Home / Shonnard, Frederic, and W.W. Spooner. History of Westchester County, New York, from its Earliest Settlement to the Year 1900. New York: The New York History Company, 1900. / Passage

History of Westchester County, New York, from its Earliest Settlement to the Year 1900

Shonnard, Frederic, and W.W. Spooner. History of Westchester County, New York, from its Earliest Settlement to the Year 1900. New York: The New York History Company, 1900. 320 words

The following, from a letter written from Peekskill, War: January 19, 1777, reads like a chapter from the Thirty Years' General Howe has discharged all the privates who were prisoners in New York ; one-half he sent to the world of spirits for want of food. The other he hath sent to warn their countrymen of the danger of falling into his hands, and so convince them, by ocular demonstration, that it is infinitely better to be slain in battle than to be taken prisoners by British brutes, whose tender mercies are cruelty. But it is not the prisoners alone who felt the effects of British inhumanity. Every part of the country thro' which they have march'd has been plundered and ravaged. No discrimination has been made with respect to Whig or Tory, but all alike have been involv'd in one common fate. Their march thro' New Jersey has been marked with savage barbarity. But Westchester witnesseth more terrible things. The repositories of the dead have ever been held sacred by the most barbarous and savage nations. But here, not being able to accomplish their accursed purposes upon the living, they wreaked their vengeance on the dead. In many places, the graves in the church-yards were opened, and the bodies of the dead exposed upon the ground for several days.
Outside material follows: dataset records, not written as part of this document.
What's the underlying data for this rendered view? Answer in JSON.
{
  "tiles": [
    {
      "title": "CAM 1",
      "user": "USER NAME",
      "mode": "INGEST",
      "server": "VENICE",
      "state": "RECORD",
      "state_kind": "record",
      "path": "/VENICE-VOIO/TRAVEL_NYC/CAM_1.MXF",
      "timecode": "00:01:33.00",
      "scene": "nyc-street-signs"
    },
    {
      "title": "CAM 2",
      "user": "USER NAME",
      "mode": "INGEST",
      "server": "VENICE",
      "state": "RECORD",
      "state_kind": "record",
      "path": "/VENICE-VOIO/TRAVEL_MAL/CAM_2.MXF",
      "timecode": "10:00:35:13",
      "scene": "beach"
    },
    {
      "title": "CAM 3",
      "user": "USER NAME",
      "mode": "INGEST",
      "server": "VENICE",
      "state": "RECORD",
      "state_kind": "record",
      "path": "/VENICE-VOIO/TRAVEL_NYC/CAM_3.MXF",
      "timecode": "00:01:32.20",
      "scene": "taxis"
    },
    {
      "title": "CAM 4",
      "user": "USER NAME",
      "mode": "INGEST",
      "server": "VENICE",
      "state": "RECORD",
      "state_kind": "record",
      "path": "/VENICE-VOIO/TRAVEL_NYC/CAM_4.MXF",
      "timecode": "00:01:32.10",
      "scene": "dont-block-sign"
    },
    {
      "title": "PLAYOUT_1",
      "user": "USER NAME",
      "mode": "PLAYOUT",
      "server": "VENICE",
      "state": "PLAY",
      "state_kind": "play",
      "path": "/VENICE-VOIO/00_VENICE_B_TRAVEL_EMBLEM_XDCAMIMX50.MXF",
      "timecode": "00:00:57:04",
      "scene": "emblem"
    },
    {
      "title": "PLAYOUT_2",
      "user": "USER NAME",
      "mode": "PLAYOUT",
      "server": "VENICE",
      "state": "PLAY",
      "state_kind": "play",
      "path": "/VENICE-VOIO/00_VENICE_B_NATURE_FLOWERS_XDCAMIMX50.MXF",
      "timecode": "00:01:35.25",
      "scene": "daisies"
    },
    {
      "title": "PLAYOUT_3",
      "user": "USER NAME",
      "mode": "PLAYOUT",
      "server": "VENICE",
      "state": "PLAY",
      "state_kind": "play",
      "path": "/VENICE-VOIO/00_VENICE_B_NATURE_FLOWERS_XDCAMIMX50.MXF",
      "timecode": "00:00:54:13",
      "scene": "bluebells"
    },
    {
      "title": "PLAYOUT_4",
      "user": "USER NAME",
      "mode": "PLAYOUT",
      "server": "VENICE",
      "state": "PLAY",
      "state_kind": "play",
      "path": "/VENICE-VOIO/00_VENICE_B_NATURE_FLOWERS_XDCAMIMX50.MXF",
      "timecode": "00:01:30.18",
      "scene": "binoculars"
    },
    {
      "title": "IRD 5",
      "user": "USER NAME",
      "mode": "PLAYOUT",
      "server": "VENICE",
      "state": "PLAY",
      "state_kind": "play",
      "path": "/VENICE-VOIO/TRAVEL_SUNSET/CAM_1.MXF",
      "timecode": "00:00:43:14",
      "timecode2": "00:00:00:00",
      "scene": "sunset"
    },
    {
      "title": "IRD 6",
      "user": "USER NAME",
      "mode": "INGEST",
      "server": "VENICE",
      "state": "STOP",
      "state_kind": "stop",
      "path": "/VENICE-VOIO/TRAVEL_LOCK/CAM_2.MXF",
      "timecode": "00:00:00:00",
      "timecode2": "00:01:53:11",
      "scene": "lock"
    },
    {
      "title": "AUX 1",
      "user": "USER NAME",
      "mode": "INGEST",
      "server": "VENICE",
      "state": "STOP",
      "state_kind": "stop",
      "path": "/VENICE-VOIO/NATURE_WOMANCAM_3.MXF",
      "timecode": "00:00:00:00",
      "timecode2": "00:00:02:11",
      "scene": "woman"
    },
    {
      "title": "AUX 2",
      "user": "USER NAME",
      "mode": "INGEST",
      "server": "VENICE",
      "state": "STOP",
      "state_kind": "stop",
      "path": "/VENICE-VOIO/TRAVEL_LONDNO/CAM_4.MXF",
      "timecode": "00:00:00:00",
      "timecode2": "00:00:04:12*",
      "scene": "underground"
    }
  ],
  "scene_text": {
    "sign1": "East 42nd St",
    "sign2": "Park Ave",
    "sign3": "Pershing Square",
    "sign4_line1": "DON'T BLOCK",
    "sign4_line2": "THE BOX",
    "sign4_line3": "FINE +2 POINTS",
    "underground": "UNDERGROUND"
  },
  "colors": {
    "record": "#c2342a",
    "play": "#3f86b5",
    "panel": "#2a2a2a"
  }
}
At Morrissania the family vault was opened, the coffins broken and the bones scattered abroad. At Delancey's farm the body of a beautiful young lady, which had been buried for two years, was taken out of the ground and exposed for five days in a most indecent manner ; many more instances could be mentioned, but my heart sickens at the recollection of such inhumanity. Some persons try to believe that it is only the Hessians who perpetrate these things, but I have good authority to say that the British vie with, and even exceed the auxiliary troops in licentiousness.